In rural states, including Maine, whole communities depend on the local campuses. Past efforts that sought to close campuses were met with strong opposition and then flamed out.

“This kind of thing has been done in the past in Maine without that much skill; let me put it that way,” said Aims McGuinness, a senior associate with the National Center for Higher Education Management Systems.

McGuinness, who decades ago was a chief of staff to a chancellor of the Maine system, said the system’s economic situation is now severe enough that Page is doing what needs to be done.

The system’s history, the Bangor Daily News noted last year, is “filled with discussion of big changes with limited follow-through.” On Monday, the paper’s editors praised the new plan as “probably about as bold as politics allow.”

The system, though, has yet to estimate how much its new plan will save, Wyke said.

Neil Greenberg, the president of the Universities of Maine Professional Staff Association, which represents 1,400 salaried staff across the state, said he was concerned that the administration was looking at efforts that could cost people jobs without being able to say how much that might save.

“It’s kind of troubling they are going into this saying, ‘We need to save money, we need to save money, we need to save, but we don’t really know if it’s going to save money,’” he said.

Greenberg also said the system's administrators do little to communicate with its employees.

Compared to 2007, there are now 2,000 fewer full-time-equivalent students attending the system’s seven universities. During that period, the system has cut 13 percent of its workforce. That’s about 700 full-time-equivalent jobs, most of them staff positions. Two key sources of money -- tuition and state subsidies -- have been stifled recently by tuition freezes and flat state appropriations.

The system has already consolidated information technology and purchasing staff, Wyke said, which resulted in an estimated $5 million in savings.

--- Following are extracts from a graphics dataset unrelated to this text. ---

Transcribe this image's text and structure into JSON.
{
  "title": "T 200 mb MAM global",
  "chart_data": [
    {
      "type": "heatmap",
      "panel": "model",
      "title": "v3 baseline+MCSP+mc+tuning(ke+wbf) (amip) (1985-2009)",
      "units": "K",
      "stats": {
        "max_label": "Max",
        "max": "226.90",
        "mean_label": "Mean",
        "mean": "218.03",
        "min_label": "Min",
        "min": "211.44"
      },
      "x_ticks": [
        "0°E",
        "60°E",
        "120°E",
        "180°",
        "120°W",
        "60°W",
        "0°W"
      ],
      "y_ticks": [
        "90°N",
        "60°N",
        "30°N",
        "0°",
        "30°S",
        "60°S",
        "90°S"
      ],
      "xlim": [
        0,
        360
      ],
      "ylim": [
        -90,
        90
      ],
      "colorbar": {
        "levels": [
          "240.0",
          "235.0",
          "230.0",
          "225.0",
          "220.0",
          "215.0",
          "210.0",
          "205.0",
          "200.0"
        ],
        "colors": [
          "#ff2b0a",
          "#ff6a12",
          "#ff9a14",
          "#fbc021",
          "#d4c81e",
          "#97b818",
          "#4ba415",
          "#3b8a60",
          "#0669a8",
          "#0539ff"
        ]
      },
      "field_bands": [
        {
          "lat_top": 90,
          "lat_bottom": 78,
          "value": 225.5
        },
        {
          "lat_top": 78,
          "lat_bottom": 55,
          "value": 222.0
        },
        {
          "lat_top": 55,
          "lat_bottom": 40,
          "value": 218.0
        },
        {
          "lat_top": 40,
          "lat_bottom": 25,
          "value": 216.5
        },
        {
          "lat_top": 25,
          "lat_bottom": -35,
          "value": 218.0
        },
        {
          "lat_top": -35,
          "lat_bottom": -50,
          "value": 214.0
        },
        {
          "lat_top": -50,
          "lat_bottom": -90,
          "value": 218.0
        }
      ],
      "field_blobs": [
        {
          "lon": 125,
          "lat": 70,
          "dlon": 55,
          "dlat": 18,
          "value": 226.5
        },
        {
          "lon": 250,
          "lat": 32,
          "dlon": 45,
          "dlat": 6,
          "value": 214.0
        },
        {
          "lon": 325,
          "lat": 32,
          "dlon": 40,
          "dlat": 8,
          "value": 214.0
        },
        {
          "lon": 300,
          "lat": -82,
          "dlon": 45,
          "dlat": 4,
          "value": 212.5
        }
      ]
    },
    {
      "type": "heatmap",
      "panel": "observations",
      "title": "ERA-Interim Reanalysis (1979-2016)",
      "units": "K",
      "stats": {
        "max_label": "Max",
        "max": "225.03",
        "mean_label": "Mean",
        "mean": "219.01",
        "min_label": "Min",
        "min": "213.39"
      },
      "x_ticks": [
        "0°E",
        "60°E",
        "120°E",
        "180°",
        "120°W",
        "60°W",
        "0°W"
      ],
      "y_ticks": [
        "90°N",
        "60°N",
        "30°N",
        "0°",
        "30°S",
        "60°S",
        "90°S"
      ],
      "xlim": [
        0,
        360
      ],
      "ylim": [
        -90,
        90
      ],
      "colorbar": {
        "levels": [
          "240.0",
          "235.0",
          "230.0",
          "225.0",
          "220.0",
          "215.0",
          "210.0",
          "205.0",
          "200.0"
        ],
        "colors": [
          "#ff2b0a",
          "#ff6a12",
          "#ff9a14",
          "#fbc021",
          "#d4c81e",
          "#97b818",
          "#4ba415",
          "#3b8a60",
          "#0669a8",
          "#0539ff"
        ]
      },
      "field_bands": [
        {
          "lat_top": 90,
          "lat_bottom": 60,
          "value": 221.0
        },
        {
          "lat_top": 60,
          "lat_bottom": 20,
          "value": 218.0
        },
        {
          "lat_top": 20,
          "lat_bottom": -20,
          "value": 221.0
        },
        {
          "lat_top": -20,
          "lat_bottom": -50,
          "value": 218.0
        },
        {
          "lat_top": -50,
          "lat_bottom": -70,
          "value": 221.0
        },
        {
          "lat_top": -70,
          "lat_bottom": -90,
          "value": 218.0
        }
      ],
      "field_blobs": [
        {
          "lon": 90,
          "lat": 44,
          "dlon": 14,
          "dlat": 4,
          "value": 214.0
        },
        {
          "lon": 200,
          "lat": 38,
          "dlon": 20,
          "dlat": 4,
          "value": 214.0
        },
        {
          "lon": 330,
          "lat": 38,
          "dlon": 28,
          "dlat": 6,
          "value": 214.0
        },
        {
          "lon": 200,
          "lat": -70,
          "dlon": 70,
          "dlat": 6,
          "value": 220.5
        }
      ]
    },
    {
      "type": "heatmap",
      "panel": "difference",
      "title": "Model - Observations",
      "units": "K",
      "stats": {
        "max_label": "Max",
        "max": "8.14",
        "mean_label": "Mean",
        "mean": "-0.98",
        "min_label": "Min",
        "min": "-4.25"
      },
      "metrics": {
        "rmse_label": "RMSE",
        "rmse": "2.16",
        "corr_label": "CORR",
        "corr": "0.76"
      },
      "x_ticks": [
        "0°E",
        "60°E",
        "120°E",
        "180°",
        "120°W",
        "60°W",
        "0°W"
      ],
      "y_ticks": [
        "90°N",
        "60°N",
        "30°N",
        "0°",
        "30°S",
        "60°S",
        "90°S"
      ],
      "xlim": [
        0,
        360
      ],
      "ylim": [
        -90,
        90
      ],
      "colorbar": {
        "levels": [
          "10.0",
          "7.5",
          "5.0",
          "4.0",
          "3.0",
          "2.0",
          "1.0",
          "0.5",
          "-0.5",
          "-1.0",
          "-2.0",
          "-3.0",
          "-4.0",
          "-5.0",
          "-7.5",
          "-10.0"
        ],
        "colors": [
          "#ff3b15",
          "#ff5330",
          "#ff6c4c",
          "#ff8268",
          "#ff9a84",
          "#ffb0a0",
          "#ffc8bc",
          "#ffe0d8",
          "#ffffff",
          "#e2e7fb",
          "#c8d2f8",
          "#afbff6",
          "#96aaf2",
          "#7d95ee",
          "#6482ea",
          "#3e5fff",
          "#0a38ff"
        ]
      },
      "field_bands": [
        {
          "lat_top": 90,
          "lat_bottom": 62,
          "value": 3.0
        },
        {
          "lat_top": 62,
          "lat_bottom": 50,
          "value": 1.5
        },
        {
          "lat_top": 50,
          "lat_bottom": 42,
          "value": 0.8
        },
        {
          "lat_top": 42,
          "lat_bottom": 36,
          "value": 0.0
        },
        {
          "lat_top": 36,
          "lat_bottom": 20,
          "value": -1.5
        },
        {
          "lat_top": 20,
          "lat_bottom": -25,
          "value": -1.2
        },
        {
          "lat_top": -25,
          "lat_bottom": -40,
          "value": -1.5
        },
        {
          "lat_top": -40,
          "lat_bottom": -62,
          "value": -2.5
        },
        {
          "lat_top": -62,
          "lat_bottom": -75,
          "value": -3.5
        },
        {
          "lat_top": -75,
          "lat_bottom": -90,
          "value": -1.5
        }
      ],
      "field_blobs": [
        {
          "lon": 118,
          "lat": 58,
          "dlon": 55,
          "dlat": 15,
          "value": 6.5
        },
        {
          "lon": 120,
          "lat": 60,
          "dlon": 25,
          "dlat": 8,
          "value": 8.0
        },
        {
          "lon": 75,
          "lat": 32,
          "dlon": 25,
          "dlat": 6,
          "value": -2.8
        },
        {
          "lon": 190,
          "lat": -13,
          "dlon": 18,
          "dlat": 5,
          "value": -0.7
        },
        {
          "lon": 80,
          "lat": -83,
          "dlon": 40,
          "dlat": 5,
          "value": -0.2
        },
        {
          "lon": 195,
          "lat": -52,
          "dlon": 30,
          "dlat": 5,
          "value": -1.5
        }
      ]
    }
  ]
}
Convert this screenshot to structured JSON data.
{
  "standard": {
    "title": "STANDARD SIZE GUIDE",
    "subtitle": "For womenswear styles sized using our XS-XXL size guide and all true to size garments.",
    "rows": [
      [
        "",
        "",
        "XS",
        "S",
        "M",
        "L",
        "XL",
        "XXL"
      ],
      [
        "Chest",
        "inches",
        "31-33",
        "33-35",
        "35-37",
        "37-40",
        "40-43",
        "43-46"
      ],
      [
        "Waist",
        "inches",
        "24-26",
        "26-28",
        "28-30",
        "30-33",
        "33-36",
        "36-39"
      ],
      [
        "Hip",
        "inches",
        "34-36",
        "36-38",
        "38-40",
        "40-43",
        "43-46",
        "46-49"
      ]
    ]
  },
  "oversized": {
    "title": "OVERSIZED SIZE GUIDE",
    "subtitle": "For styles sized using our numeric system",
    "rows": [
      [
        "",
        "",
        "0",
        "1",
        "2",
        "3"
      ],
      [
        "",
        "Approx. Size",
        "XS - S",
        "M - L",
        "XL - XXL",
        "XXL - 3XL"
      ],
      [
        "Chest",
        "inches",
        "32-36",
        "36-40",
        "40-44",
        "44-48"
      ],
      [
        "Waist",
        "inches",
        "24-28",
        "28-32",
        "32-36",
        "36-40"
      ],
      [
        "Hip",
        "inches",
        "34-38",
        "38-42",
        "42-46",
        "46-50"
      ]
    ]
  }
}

Jane Wellman, a senior advisor at the College Access Foundation and an expert on college finances, said given the size of Maine’s budget problems, the consolidation effort seemed like a good idea.

“They shouldn’t be protecting administrative infrastructure at the expense of student access and success and meeting the state’s need for workers in the knowledge economy,” she said in an e-mail.

High-profile fights have erupted as administrators cut jobs, particularly at University of Southern Maine, where its president last year aimed to eliminate between one-ifth and one-sixth of its faculty and roughly one-seventh of its staff.

Some professors worry about the future in a more centralized system. “In a nutshell: the administration is taking over the curriculum,” Susan Feiner, vice president of the Southern Maine faculty union, said in an e-mail.

Wyke said 100 faculty showed up on a recent weekend to talk about changes to the academic offerings at the different colleges.

“I was incredibly impressed with the interest that the faculty showed in working with their colleagues from other campuses in trying to shape the future of academic delivery in this state going forward,” Wyke said.

Maine is among the nation’s most rural states – it has about half the population density of the United States as a whole, and its demographic trends show a decline in high school graduates. That means a spread-out, rural place with fewer students of traditional college age and seven public colleges still trying to stay open.

“We simply don’t have the resources to support everything we had before and, quite frankly, we are simply serving a smaller number of students,” Wyke said.

She said the system would need to “sharpen the edges of what differentiates one institution from another.”

Universities also now compete with each other for students even if their offerings are similar. Wyke said that needs to stop, and campus presidents see that.

“It’s not an easy process to work through by any stretch, but at this point in time our duty is to make sure we have a system of institutions that serves the needs of this state,” she said.